Graskemper continues:

“I believe this V-PIP option for a gene-therapy suite may stick around – and get improved upon by others. When you can’t get close to the operations, this still provides that firsthand view of what's really going on in. It worked for us for a drug substance and drug product manufacturer.”

Did it initially feel like an interactive video game of sorts?

“Yeah,” Graskemper replies. The “avatar” just rolls right up to observe, for example, the drug substance manufacture step of interest and drug-product fill line, and it was quite interactive, communication-wise. And we could direct him as well.”

Graskemper envisions other uses for the V-PIP.

“It’s certainly applicable to monitoring analytical or purification processes,” he adds. “Our scientist could actually see the whole interface of that equipment real time, as if he were doing it himself.”

“And think of the uses for training personnel on both sides of the outsourcing equation.”

Back To Real-World

“This solution was created and implemented because we had a relationship that was one-hundred-percent collaborative the entire way through,” sums up Graskemper. “This was made possible via a strong relationship to begin with.”

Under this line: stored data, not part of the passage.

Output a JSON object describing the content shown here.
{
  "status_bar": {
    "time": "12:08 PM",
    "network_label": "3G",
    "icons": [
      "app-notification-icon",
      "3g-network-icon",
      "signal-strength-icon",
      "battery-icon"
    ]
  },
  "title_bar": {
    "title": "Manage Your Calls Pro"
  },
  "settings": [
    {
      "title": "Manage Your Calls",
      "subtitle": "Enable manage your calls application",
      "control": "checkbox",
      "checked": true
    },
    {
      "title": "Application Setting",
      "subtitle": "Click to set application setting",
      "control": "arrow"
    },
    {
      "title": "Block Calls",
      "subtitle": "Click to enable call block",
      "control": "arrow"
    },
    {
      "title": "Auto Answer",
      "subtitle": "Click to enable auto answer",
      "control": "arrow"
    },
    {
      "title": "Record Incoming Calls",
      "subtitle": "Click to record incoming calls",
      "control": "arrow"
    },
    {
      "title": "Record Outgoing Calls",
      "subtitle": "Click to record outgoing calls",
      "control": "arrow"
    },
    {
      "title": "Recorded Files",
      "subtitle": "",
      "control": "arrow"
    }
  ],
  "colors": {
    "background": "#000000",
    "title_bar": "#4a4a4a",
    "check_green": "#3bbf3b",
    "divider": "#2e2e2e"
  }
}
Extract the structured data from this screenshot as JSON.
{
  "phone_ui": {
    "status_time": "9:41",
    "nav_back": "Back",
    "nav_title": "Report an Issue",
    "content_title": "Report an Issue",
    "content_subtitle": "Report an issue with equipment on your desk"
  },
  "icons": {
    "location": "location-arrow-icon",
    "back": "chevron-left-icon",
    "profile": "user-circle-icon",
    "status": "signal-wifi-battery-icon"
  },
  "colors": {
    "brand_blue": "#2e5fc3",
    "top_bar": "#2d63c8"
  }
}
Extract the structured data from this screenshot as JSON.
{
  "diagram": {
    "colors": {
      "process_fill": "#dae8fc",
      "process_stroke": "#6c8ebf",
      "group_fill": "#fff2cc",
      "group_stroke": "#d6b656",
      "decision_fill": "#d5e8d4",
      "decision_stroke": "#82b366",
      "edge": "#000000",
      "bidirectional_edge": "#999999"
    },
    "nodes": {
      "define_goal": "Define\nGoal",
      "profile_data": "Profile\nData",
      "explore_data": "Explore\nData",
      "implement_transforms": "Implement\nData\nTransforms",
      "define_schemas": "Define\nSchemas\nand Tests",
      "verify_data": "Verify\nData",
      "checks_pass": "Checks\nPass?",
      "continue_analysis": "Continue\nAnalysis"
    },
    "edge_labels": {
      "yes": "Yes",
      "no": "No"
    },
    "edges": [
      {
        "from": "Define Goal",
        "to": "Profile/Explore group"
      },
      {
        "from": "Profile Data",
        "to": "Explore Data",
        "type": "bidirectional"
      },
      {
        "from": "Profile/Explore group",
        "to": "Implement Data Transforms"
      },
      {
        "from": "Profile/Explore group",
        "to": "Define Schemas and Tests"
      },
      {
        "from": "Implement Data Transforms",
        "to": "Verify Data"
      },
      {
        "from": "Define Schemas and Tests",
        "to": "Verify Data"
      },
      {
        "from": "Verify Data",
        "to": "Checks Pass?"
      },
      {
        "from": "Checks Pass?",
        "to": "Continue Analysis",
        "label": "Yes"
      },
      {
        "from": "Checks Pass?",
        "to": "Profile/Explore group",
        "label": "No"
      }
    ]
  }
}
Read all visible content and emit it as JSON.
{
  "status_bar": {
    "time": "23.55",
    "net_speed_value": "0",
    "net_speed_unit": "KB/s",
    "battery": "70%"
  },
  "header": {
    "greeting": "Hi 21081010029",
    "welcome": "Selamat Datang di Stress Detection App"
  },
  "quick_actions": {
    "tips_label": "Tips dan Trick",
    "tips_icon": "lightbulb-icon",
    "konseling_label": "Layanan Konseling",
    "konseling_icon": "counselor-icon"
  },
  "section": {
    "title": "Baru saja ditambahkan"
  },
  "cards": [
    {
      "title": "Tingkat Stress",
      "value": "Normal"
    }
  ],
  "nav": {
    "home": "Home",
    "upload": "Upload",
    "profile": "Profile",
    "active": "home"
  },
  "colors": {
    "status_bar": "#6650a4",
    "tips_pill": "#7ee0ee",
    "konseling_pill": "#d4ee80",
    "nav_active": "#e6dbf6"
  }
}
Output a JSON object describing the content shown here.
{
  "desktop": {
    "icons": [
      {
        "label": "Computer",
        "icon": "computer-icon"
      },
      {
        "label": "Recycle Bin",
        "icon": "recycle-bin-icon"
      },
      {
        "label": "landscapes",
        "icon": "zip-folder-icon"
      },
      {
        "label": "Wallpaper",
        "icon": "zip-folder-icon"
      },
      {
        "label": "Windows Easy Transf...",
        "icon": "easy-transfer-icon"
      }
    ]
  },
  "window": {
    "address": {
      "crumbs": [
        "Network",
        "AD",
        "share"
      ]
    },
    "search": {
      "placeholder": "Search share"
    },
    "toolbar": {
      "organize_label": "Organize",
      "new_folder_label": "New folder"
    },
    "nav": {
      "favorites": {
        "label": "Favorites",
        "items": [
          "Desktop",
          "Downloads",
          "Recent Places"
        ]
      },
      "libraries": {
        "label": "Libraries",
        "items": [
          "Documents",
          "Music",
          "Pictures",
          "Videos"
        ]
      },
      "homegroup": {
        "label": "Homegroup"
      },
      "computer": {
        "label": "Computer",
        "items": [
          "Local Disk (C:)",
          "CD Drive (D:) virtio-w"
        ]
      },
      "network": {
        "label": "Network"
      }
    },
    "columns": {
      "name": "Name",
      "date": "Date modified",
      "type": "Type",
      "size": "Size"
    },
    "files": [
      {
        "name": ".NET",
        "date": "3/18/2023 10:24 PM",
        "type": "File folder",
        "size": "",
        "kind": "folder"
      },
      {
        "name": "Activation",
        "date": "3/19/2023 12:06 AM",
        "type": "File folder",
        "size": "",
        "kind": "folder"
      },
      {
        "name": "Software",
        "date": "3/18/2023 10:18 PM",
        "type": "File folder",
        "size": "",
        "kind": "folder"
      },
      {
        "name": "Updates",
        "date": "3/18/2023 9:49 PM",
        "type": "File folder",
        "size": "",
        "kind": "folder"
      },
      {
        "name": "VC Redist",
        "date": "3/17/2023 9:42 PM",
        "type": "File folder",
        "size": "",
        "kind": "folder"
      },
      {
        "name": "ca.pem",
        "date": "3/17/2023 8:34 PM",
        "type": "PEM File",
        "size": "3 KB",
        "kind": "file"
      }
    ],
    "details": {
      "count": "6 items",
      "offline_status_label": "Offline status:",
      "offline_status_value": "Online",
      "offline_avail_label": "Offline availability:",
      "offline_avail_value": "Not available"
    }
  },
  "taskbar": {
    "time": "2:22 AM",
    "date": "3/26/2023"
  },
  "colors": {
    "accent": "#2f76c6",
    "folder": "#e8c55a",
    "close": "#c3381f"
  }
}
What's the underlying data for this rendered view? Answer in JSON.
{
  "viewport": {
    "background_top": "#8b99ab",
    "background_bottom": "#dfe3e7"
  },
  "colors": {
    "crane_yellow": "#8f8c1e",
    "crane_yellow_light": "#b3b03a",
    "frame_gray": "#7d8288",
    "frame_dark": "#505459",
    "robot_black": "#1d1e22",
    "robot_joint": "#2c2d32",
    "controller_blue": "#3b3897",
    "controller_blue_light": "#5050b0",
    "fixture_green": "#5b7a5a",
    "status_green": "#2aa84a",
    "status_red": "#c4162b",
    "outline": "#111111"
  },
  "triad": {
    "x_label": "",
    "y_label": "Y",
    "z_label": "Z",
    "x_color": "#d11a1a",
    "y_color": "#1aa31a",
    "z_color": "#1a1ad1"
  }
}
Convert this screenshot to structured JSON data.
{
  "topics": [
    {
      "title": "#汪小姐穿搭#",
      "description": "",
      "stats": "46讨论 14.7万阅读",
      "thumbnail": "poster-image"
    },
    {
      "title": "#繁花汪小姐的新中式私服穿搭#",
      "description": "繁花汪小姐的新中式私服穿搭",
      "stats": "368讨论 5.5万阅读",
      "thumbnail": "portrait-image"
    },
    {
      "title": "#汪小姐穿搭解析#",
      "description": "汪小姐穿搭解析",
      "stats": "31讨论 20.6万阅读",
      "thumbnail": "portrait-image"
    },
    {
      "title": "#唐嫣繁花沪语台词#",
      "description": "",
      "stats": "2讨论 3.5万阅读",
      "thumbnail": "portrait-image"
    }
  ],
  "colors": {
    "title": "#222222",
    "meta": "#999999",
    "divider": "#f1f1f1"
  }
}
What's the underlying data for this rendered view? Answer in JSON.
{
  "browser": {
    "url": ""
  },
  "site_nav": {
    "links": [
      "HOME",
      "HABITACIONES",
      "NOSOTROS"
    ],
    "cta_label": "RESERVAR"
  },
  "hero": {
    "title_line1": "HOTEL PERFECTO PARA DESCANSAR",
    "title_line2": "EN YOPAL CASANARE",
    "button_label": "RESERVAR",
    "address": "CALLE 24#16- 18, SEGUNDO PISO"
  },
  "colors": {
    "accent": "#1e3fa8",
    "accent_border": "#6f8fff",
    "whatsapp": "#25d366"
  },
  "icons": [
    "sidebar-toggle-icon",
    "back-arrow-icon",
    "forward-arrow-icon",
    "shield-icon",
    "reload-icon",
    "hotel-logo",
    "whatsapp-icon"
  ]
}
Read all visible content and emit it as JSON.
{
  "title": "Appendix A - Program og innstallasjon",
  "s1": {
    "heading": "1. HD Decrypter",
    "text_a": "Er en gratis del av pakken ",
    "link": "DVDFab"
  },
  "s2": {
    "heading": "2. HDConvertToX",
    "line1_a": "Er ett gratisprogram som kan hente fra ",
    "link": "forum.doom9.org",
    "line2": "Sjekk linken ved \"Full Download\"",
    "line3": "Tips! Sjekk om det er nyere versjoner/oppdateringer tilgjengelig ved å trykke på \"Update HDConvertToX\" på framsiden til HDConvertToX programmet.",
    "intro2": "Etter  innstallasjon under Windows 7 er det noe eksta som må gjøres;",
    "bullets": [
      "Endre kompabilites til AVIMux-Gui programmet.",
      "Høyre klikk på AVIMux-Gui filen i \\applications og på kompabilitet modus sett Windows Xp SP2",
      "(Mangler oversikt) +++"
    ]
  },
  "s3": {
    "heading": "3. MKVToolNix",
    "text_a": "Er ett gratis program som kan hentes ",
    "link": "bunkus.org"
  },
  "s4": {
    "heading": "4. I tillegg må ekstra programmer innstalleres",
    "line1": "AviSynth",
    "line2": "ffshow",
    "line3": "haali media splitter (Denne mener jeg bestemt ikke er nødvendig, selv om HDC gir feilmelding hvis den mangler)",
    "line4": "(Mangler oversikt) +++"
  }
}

Which brings us back to figuring out how to build those relationships in a time of coronavirus limitations.

For better or worse, the answer for that initial searching and learning about CDMOs is to also rely on video/web-based platforms and meetings.

But as per Graskemper’s comments above, ensure senior management participates to the degree necessary – on both sides.

We may end up judging our CDMOs as much on how they handle the virtual relationship as anything else.

And what we’ve established virtually in 2020 may become, so to speak, conversely augmented in the future by those real-life, close encounters of the pre-coronavirus kind.